M. Jean-Pierre Leleux. - Depuis plusieurs années, la télévision numérique terrestre, la TNT, apparaît menacée par les opérateurs de télécommunications qui souhaitent récupérer les fréquences dédiées à la télévision. Au niveau européen, l'échéance de 2030 a été fixée, mais un examen d'étape aura lieu en 2025.
Aujourd'hui, l'accès à internet n'est pas garanti pour une part importante des Français - on parle de un sur quatre -, ce qui rend tout basculement vers le numérique irréaliste.
De plus, la TNT est la seule technologie qui respecte l'anonymat, au moment où la télévision est menacée par l'exploitation des data. Quelle serait votre position sur la TNT ?
Par ailleurs, une mission importante du CSA concerne la radio. Les fréquences FM sont aujourd'hui saturées. Même France Bleu n'est pas diffusée sur tout le territoire. La qualité de réception reste mauvaise sur les autoroutes et sur certaines routes.

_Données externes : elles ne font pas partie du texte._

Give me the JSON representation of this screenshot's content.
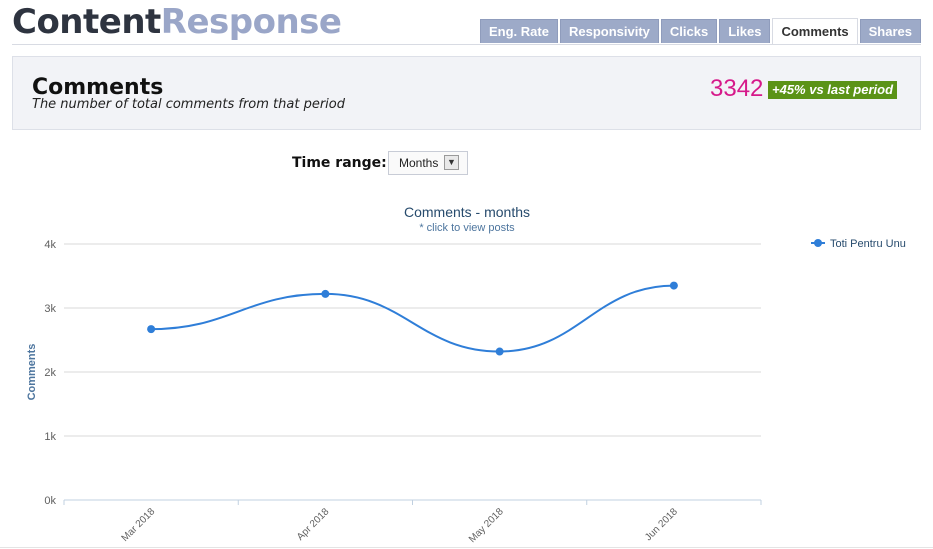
{
  "brand": {
    "part1": "Content",
    "part2": "Response"
  },
  "tabs": [
    {
      "label": "Eng. Rate",
      "active": false
    },
    {
      "label": "Responsivity",
      "active": false
    },
    {
      "label": "Clicks",
      "active": false
    },
    {
      "label": "Likes",
      "active": false
    },
    {
      "label": "Comments",
      "active": true
    },
    {
      "label": "Shares",
      "active": false
    }
  ],
  "summary": {
    "title": "Comments",
    "subtitle": "The number of total comments from that period",
    "value": "3342",
    "delta": "+45% vs last period"
  },
  "time_range": {
    "label": "Time range:",
    "selected": "Months"
  },
  "colors": {
    "series": "#2f7ed8",
    "value": "#d6198a",
    "delta_bg": "#5b9317",
    "tab_bg": "#9daac8",
    "brand_dark": "#2e3440",
    "brand_light": "#9aa6c8"
  },
  "chart_data": {
    "type": "line",
    "title": "Comments - months",
    "subtitle": "* click to view posts",
    "xlabel": "",
    "ylabel": "Comments",
    "categories": [
      "Mar 2018",
      "Apr 2018",
      "May 2018",
      "Jun 2018"
    ],
    "series": [
      {
        "name": "Toti Pentru Unu",
        "values": [
          2670,
          3220,
          2320,
          3350
        ]
      }
    ],
    "ylim": [
      0,
      4000
    ],
    "yticks": [
      "0k",
      "1k",
      "2k",
      "3k",
      "4k"
    ],
    "smooth": true,
    "grid": true,
    "legend": "top-right"
  }
}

Les grands groupes de radio se sont opposés au développement de la RNT - la radio numérique terrestre -, qui pourrait occasionner une redistribution des cartes. La réception par IP, sur internet, se présente aujourd'hui comme une alternative que l'on ne peut ignorer. Quelle serait votre position sur la RNT qui semble, depuis peu, reprendre son envol ?

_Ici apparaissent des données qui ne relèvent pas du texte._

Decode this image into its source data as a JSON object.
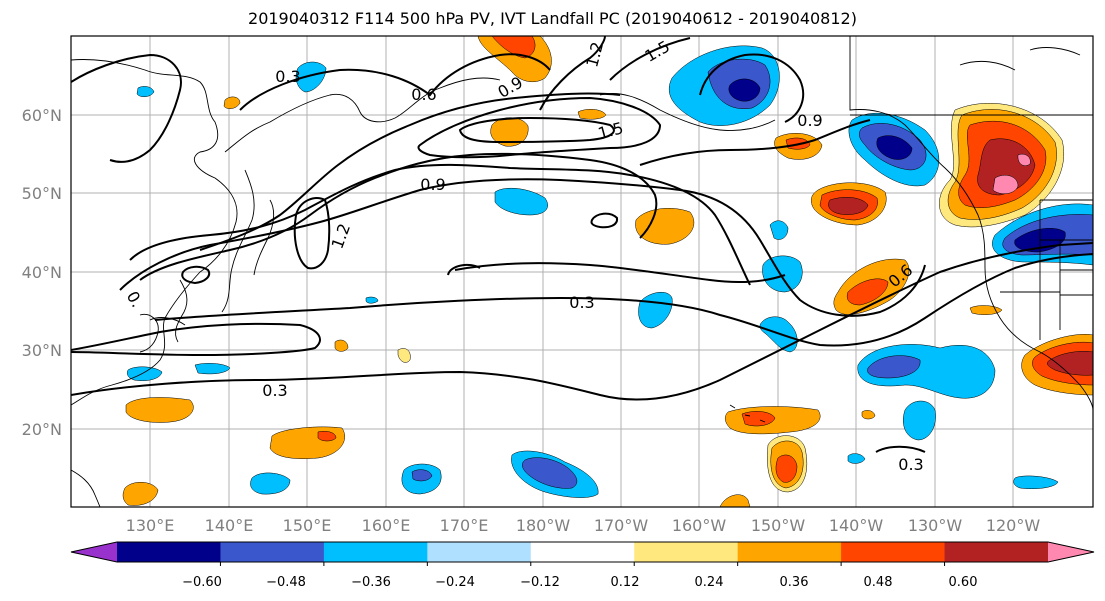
{
  "title": "2019040312 F114 500 hPa PV, IVT Landfall PC (2019040612 - 2019040812)",
  "map": {
    "lon_labels": [
      "130°E",
      "140°E",
      "150°E",
      "160°E",
      "170°E",
      "180°W",
      "170°W",
      "160°W",
      "150°W",
      "140°W",
      "130°W",
      "120°W"
    ],
    "lat_labels": [
      "20°N",
      "30°N",
      "40°N",
      "50°N",
      "60°N"
    ],
    "contour_labels": [
      {
        "value": "0.3"
      },
      {
        "value": "0.6"
      },
      {
        "value": "0.9"
      },
      {
        "value": "1.2"
      },
      {
        "value": "1.5"
      },
      {
        "value": "0.9"
      },
      {
        "value": "0.3"
      },
      {
        "value": "0.3"
      },
      {
        "value": "0.6"
      },
      {
        "value": "0.3"
      },
      {
        "value": "1.2"
      },
      {
        "value": "1.5"
      },
      {
        "value": "0.9"
      },
      {
        "value": "0."
      }
    ]
  },
  "colorbar": {
    "tick_labels": [
      "−0.60",
      "−0.48",
      "−0.36",
      "−0.24",
      "−0.12",
      "0.12",
      "0.24",
      "0.36",
      "0.48",
      "0.60"
    ],
    "colors": [
      "#9932CC",
      "#00008B",
      "#3A57CC",
      "#00BFFF",
      "#B0E0FF",
      "#FFFFFF",
      "#FFE97F",
      "#FFA500",
      "#FF4500",
      "#B22222",
      "#FF88B0"
    ]
  }
}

M. Roch-Olivier Maistre. - J'ai évoqué mes souvenirs personnels liés au lancement de la TNT. Vous comprendrez donc mon attachement particulier à ce vecteur de diffusion. Toutefois, ce n'est pas seulement de la nostalgie : comme vous l'avez souligné, pour beaucoup de nos compatriotes, il s'agit du seul accès à une offre élargie de télévision gratuite. Il existe encore des marges de progression sur lesquelles travaille le CSA, notamment pour aller vers la ultra haute définition à l'approche des Jeux olympiques et paralympiques de 2024.
Il faut défendre la TNT. Je suis conscient de ce problème de fréquences convoitées par la sphère des télécoms. Toutefois, l'échéance de 2030 est encore lointaine. Il est d'autant plus important de soutenir la TNT que la généralisation de l'accès au haut débit sur l'ensemble de notre territoire va prendre encore beaucoup de temps...
Je vous remercie d'avoir évoqué la radio. Les Français sont très attachés à ce média qu'ils écoutent environ trois heures par jour en moyenne. Pour autant, la radio est confrontée à plusieurs difficultés. Son auditorat vieillit : les plus jeunes se tournent plutôt vers les plateformes de streaming musical. Ses recettes publicitaires tendent à se contracter. Enfin, il y a la contrainte technologique que vous avez soulignée : le CSA a pu moderniser la bande FM pendant quelques années, ce qui a permis de libérer des fréquences. Ce n'est plus le cas aujourd'hui. Il n'existe plus aucune marge de manoeuvre. Dans certaines zones - à Lyon, à Strasbourg ou à Lille, par exemple -, la saturation de la bande rend impossible toute attribution nouvelle de fréquence.
Pour toutes ces raisons, la radio numérique terrestre, qui a fait l'objet de nombreux rapports et qui faisait un peu figure de « belle au bois dormant », connaît une nouvelle dynamique. Le CSA a lancé des appels à candidatures à la fois sur les multiplex nationaux et locaux et a reçu plus de 40 demandes pour la partie nationale et plus de 170 pour la partie locale. Il s'agit de l'un des premiers dossiers auquel le nouveau collège devra s'attaquer.
Ce vecteur va permettre d'attribuer de nouvelles fréquences, notamment pour les acteurs locaux, d'offrir une qualité de son supérieure et surtout d'assurer la continuité du signal pour tous ceux qui se déplacent, sans rupture d'écoute. Les grands acteurs de la radio ont d'ailleurs fait acte de candidature et manifesté ainsi leur intérêt, ce qui est réconfortant.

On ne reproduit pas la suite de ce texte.